Felicidad, algarabía, regocijo. Mejor dicho, fiesta total. No se trataba de una de esas típicas celebraciones de fin de semana que se suelen llevar a cabo en la zona rosa de Bogotá. Por el contrario, esta festividad se estaba realizando en pleno campo, ese que usualmente es olvidado.
En el evento se abrazaban y se despedían, con lágrimas en sus ojos, indígenas, afros, desmovilizados, soldados, campesinos y víctimas de la violencia. Contra todo pronóstico, durante 78 días lograron convivir juntos y establecer lazos de amistad. El municipio de Quimbaya, Quindío, era testigo de que, más allá de la firma de un acuerdo, sí es posible la paz.
– ¿Por qué el alboroto?
“Lo que pasa es que estamos recibiendo nuestros diplomas. Me acabé de graduar como Formadora de Formadores de Asistencia Técnica en el campo ¿Por qué lloramos? Porque durante casi tres meses, personas de distintas partes del país logramos compartir esta experiencia como toda una familia”, afirma en medio de la alegría Adriana Gómez, una de las estudiantes.
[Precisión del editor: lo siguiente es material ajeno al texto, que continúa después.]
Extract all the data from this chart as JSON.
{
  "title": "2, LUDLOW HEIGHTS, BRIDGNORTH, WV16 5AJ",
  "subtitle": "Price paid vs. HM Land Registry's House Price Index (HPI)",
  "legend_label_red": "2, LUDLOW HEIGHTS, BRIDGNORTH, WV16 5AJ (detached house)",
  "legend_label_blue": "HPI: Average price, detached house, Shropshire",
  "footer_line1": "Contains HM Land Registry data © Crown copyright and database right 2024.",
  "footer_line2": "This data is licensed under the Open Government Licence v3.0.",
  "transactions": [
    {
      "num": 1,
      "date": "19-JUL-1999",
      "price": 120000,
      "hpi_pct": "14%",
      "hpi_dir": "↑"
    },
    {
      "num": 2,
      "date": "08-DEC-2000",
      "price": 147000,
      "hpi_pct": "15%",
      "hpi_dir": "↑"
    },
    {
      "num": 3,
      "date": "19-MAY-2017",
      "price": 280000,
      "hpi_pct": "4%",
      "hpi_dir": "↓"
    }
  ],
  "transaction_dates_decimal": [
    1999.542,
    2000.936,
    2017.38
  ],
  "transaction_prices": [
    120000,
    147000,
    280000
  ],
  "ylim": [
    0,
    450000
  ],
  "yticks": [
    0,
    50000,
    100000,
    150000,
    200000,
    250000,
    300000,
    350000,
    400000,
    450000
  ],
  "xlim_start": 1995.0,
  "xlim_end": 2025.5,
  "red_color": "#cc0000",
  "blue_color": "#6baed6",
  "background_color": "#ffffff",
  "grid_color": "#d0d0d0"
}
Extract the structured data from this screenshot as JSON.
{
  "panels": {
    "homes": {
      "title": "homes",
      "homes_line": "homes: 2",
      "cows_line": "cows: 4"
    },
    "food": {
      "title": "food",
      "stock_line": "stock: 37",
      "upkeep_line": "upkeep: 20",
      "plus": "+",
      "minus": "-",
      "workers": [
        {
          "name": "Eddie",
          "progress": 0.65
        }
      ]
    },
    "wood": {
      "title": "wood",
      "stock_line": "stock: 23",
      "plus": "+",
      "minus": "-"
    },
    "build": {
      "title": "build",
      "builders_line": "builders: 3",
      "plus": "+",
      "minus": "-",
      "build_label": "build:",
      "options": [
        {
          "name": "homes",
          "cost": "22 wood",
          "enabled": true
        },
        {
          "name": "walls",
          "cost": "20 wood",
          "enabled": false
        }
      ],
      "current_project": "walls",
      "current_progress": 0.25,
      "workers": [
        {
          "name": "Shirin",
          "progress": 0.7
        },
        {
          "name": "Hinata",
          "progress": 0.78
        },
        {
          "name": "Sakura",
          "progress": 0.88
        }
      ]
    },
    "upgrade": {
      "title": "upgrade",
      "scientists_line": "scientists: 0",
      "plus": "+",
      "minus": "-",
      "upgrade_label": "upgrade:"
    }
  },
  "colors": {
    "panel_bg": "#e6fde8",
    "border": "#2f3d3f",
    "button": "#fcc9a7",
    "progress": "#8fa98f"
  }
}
Ella es una de las 1.600 personas que han hecho parte de los cursos técnicos agropecuarios que, desde hace tres años, brindan el Ministerio de Agricultura en conjunto con la Fundación Centro Interactivo de Ciencia y Tecnología del Sector Agropecuario (Fundapanaca), para que los líderes rurales puedan adquirir conocimientos y así difundirlos en sus comunidades.
“Por medio de este programa, que se realiza con el dinero de la Unión Europea, cuyo modelo es aprender haciendo, no solo capacitamos a las personas para realizar labores en el campo –dice Mauricio Martínez, psicólogo de Fundapanaca–, sino que estamos construyendo paz, enseñando a los participantes a soñar juntos. Créame que ver abrazado a un exguerrillero con un militar no tiene precio”.
El fin último del proyecto es que las personas que se educan, durante 78 días en el municipio de Quimbaya, transmitan e implementen lo aprendido en sus comunidades.
Entonces, luego de ganarse el cupo a través de un sistema de convocatorias y de viajar al Quindío para estudiar, lo que tienen que hacer los aprendices es devolverse a su tierra e impactar, como mínimo, a nueve personas.
“Hoy –13 de diciembre– se les están dando los diplomas a los estudiantes. Sin embargo, ellos tienen que implementar lo aprendido en sus comunidades. Entonces, hasta que los estudiantes no nos envíen fotos y pruebas de los resultados, nosotros no les damos el acta de grado”, explica Martínez, al referirse el éxito de esta metodología.
Como evidencia de los resultados positivos del programa está Adriana Martínez, quien explicó, unos párrafos antes, el porqué del alboroto. Ella es cabeza de familia, madre de un hijo de 16 años y otro de 8. Pese a no ser favorecida en las primeras convocatorias, siguió intentando y no halla la hora de regresar a Putumayo, donde vive desde que fue desplazada del Cauca, para enseñar todo lo que aprendió.
“Estoy alegre porque, si bien no he visto a mis hijos desde que estoy aquí, aprendí lo suficiente para enseñarles a las personas de mi comunidad –afirma–. Siempre he hecho parte de las juntas de acción comunal, y ahora que tengo más conocimientos, puedo colaborarles a los campesinos en todo lo que necesiten. Sobre todo porque el Gobierno quedó de ayudarnos con un fondo rotatorio para emprender proyectos”.
Jamás es tardeUno de los aspectos que llama la atención, además de la convergencia cultural y social de este programa, es que no hay ningún requisito, tan solo saber leer y escribir. Ni siquiera la edad es un impedimento. Para la muestra un botón.
“A mis 58 años de edad estoy seguro de que esto es lo mejor, me ha brindado la posibilidad de seguir aprendiendo para ayudar a las personas de mi tierra. Fue bonito ver cómo, junto con otro adulto mayor de 72 años, nos relacionamos con los demás estudiantes para aprender”, dice Pedro León Gómez, campesino del Meta, quien aseguró que volvió a soñar como cuando era niño.
Por su parte, el joven Álvaro Martínez, líder rural del Tolima, quien también hizo parte del proceso, reconoció que no solo aprendió a ser un mejor campesino, sino una mejor persona. En el Quindío dio rienda suelta a la reconciliación, al convivir con desmovilizados, aun cuando años atrás un guerrillero mató a su padre.
“Allá olvidé el conflicto y todo lo que este se llevó. Ahora pienso vivir feliz y tranquilo junto con mi familia en mi finca. Aunque mi mayor sueño es ser ingeniero agrónomo”.